United Nations Conference on Trade and Development (UNCTAD) secretary-general Mukhisa Kituyi said the G20 debt moratorium would have helped Nairobi to free up about $900 million (Sh97.98 billion) in deferred bilateral debt servicing costs.
The cash could have been rechanneled to other pressing needs related to alleviation of Covid-19 that has battered the Kenyan economy.

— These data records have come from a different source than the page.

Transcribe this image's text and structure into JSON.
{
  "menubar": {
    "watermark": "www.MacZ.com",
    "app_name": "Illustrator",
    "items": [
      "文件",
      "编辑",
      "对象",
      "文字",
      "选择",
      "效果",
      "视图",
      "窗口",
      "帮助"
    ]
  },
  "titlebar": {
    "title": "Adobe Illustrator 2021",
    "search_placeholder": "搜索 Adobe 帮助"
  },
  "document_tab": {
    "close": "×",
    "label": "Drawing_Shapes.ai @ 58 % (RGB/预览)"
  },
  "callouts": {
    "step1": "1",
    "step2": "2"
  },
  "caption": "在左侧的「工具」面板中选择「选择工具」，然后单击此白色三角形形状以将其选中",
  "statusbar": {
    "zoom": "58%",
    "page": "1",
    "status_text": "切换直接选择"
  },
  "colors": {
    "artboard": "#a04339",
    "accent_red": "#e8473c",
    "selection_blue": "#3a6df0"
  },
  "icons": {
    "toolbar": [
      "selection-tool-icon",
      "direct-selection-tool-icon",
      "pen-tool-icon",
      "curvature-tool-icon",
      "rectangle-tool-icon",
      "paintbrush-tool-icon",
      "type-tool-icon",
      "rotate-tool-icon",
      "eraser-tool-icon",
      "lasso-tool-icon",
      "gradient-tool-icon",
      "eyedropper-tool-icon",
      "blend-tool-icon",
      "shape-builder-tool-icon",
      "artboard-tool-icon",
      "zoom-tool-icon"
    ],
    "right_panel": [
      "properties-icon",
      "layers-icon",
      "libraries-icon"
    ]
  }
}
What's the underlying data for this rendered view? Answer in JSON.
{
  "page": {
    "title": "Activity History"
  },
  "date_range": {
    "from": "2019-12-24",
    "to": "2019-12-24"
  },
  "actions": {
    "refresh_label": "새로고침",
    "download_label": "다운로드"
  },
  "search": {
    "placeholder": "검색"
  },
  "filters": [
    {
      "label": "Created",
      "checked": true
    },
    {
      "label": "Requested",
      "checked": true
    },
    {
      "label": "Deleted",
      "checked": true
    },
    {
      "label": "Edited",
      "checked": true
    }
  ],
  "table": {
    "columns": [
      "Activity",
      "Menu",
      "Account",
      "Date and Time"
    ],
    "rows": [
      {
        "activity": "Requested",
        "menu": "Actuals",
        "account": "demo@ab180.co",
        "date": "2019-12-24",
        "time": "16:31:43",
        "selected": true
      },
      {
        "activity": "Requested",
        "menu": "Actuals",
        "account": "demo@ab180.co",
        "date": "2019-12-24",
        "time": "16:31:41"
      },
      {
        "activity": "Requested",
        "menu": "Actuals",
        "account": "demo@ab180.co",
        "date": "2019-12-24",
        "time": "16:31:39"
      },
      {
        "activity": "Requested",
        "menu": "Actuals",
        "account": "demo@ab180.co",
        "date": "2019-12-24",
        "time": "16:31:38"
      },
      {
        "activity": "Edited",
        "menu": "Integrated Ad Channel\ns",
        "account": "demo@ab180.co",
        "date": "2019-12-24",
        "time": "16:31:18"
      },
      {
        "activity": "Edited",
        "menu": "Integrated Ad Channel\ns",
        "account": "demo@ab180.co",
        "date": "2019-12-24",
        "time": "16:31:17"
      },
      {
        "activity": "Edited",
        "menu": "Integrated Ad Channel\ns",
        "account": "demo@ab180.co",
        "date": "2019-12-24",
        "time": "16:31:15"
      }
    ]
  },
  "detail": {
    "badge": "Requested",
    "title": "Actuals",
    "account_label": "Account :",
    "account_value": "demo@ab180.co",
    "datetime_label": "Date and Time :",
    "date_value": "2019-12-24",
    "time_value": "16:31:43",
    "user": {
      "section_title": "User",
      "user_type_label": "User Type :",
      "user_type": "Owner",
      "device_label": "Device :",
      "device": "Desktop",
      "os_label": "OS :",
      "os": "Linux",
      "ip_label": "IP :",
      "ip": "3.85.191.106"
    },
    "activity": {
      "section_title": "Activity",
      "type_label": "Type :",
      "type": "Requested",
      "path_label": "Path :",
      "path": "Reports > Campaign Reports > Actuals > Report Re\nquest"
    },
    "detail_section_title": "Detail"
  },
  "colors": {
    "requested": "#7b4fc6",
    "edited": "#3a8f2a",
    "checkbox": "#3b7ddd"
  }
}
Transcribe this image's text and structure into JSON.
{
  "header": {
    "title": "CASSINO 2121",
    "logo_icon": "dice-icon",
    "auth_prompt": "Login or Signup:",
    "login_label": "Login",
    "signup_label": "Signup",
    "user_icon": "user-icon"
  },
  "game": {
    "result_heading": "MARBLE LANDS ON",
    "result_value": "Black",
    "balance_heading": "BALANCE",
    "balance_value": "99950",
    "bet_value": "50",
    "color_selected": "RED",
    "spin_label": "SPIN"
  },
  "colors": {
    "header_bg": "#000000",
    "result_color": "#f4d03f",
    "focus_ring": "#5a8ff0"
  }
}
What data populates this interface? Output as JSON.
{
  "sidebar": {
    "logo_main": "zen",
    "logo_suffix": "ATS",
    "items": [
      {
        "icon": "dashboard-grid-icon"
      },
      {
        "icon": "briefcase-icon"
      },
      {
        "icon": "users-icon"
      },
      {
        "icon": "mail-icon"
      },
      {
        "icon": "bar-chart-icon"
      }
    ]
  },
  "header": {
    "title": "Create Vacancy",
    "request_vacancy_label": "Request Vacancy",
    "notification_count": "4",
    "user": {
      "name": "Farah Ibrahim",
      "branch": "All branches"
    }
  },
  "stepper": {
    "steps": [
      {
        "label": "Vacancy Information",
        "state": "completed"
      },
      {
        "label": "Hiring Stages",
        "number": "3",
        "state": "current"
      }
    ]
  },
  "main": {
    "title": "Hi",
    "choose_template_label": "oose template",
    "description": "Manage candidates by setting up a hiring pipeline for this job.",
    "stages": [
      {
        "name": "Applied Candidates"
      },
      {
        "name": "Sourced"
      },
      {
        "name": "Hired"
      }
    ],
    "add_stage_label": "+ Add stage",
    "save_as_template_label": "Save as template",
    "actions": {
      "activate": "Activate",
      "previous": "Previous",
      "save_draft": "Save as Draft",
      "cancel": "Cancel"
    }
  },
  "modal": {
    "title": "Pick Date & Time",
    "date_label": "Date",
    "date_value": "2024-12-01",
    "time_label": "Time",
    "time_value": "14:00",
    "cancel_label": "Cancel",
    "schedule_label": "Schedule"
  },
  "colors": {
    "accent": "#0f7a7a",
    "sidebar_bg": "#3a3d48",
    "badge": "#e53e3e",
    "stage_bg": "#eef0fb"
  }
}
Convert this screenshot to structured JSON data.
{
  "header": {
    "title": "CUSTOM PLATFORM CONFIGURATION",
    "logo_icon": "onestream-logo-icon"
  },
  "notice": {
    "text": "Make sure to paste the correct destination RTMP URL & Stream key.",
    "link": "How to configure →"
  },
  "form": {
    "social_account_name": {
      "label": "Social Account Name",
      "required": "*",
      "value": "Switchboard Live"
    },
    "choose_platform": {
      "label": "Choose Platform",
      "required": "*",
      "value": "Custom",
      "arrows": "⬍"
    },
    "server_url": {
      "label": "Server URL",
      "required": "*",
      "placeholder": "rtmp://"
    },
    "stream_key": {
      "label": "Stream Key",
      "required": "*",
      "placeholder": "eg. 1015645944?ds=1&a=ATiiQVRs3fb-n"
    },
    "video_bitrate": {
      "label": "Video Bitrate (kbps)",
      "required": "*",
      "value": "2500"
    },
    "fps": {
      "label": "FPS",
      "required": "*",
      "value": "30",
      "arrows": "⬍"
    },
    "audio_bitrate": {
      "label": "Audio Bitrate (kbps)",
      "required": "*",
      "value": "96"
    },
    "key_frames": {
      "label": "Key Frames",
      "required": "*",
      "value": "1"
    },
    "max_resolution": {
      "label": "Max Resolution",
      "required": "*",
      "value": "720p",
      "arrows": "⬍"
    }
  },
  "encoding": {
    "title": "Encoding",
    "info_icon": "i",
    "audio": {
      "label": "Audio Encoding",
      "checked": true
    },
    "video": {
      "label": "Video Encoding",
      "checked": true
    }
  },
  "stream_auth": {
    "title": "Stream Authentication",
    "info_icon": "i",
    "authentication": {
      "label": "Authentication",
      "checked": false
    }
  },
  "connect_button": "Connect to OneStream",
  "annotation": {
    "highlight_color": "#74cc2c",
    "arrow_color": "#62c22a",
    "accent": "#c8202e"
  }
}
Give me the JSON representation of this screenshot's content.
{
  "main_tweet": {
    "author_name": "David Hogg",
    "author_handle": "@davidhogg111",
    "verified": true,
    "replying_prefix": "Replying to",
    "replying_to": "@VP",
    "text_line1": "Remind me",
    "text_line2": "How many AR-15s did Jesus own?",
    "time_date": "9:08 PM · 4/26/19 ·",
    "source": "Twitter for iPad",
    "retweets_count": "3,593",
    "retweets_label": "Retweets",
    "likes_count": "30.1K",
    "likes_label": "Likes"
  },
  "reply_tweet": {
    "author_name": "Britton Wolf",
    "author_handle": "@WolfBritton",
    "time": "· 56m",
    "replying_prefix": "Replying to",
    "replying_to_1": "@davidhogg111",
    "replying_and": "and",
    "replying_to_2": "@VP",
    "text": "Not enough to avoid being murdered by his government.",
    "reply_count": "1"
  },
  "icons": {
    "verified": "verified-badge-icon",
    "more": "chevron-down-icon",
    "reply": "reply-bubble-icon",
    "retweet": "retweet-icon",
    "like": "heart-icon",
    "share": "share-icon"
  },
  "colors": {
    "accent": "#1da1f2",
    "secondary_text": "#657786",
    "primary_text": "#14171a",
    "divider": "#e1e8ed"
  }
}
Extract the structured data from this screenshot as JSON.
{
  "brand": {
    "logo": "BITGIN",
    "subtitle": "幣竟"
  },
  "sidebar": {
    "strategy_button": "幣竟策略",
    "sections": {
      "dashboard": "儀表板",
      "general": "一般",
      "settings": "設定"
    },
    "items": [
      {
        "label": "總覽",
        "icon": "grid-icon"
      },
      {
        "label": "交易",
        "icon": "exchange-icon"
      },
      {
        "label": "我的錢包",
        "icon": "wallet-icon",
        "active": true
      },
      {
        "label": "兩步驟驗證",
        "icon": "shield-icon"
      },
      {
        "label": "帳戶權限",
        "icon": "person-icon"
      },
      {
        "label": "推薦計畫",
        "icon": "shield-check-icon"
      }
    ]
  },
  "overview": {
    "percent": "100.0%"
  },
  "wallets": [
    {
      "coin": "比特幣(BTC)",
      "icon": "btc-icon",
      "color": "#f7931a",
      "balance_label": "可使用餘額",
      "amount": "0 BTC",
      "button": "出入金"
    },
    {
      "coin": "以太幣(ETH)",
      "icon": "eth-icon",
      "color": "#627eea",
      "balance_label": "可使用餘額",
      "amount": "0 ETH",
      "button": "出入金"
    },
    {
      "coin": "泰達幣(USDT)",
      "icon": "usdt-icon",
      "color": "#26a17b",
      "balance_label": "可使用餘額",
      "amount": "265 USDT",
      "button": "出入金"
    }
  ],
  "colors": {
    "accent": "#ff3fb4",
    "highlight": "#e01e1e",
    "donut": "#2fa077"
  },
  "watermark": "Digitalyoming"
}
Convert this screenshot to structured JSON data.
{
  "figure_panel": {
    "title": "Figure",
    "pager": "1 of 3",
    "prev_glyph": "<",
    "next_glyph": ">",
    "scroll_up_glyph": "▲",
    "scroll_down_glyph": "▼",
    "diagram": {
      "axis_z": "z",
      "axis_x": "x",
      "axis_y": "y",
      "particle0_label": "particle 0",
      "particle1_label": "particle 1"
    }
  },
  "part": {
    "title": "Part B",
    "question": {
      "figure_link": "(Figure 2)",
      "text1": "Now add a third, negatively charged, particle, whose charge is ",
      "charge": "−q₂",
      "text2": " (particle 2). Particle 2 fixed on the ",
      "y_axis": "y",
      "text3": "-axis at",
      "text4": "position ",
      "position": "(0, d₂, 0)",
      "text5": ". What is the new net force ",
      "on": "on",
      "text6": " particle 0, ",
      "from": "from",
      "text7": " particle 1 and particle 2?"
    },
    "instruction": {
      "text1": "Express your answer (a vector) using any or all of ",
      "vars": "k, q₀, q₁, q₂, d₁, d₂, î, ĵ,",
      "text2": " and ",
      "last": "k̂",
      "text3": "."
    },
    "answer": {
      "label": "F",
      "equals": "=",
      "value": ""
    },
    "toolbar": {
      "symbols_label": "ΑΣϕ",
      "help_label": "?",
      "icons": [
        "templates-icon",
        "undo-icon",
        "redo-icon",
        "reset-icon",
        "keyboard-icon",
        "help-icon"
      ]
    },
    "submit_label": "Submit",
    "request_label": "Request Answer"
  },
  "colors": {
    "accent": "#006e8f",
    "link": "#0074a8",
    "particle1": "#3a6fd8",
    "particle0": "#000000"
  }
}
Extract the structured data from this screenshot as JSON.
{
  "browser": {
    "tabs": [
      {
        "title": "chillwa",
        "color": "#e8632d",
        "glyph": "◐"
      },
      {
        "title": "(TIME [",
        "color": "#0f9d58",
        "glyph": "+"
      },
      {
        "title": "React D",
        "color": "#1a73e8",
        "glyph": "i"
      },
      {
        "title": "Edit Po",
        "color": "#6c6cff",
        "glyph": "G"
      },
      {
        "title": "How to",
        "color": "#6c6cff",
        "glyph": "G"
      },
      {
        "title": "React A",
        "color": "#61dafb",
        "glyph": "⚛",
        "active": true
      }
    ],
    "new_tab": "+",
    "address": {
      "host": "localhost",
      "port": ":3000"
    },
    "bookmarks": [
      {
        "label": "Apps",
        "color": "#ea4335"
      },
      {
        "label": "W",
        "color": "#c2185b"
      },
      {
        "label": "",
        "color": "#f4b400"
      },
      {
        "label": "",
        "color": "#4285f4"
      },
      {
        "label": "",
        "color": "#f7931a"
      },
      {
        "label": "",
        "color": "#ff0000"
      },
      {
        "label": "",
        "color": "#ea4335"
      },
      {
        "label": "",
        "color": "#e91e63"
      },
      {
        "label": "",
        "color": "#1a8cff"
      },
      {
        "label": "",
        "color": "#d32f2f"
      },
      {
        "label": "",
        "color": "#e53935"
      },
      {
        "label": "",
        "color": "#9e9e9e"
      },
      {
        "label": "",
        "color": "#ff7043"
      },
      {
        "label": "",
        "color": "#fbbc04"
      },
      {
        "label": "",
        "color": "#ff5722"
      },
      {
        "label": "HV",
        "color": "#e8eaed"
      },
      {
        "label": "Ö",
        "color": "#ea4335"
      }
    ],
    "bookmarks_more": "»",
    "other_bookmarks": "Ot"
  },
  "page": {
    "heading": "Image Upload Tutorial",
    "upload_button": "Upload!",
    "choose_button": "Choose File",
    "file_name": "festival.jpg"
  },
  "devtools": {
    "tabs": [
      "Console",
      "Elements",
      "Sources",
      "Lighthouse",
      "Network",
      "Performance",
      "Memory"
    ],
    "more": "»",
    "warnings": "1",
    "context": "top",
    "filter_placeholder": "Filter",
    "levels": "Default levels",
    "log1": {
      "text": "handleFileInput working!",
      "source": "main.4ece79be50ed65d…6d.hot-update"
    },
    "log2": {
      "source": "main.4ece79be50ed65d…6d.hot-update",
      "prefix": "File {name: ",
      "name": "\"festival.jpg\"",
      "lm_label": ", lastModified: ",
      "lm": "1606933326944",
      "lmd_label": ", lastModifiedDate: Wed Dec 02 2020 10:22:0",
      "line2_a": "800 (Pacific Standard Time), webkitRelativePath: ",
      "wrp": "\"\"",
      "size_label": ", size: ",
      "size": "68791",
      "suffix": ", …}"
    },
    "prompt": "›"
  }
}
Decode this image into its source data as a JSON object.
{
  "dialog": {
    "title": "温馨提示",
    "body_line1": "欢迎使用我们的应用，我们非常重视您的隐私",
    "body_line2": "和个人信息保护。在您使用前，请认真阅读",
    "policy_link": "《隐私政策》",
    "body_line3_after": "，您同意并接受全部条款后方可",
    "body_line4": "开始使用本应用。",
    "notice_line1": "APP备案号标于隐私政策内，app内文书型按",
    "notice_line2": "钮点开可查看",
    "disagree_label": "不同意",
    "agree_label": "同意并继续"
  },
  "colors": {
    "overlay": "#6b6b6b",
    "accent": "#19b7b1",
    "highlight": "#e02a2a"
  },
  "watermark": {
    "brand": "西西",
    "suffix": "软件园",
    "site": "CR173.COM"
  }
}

The G20 in April agreed to suspend payment obligations on bilateral debt owed by their least developed counterparts through the end of the year under pressure from global organisations such as the Geneva-based UNCTAD.
“We have been driving international campaigns for such facilities, not just the debt service suspension initiative (DSSI) of G20 but also mobilisation of extra liquidity through the special drawing rights at the IMF. When such instruments come on board, I look forward that my own country can also be a beneficiary, but for reasons that are still difficult to understand, it excludes itself,” Dr Kituyi said in an interview in Nairobi.
“Unfortunately, the Kenyan government voluntarily declined to use the possibility of $900 million on the DSSI when economies which are in a much healthier and stronger positions than Kenya are running at that.”
Kenya turned down the G20 initiative, saying the terms of the deal were too restrictive and it also fretted the impact that debt relief might have on Kenya’s credit rating.
Nairobi, for instance, was concerned that terms of the deal limiting countries’ access to international capital markets during the standstill could hinder Kenya’s ability to finance its deficit later in the year.
“The rejection of the DSSI has not in any way slowed down the negative impression of Kenya’s credit rating,” Dr Kituyi said, citing Standards and Poor’s (S&P) downgrade of Kenya’s debt outlook from stable to negative in July over high debt and interest burden.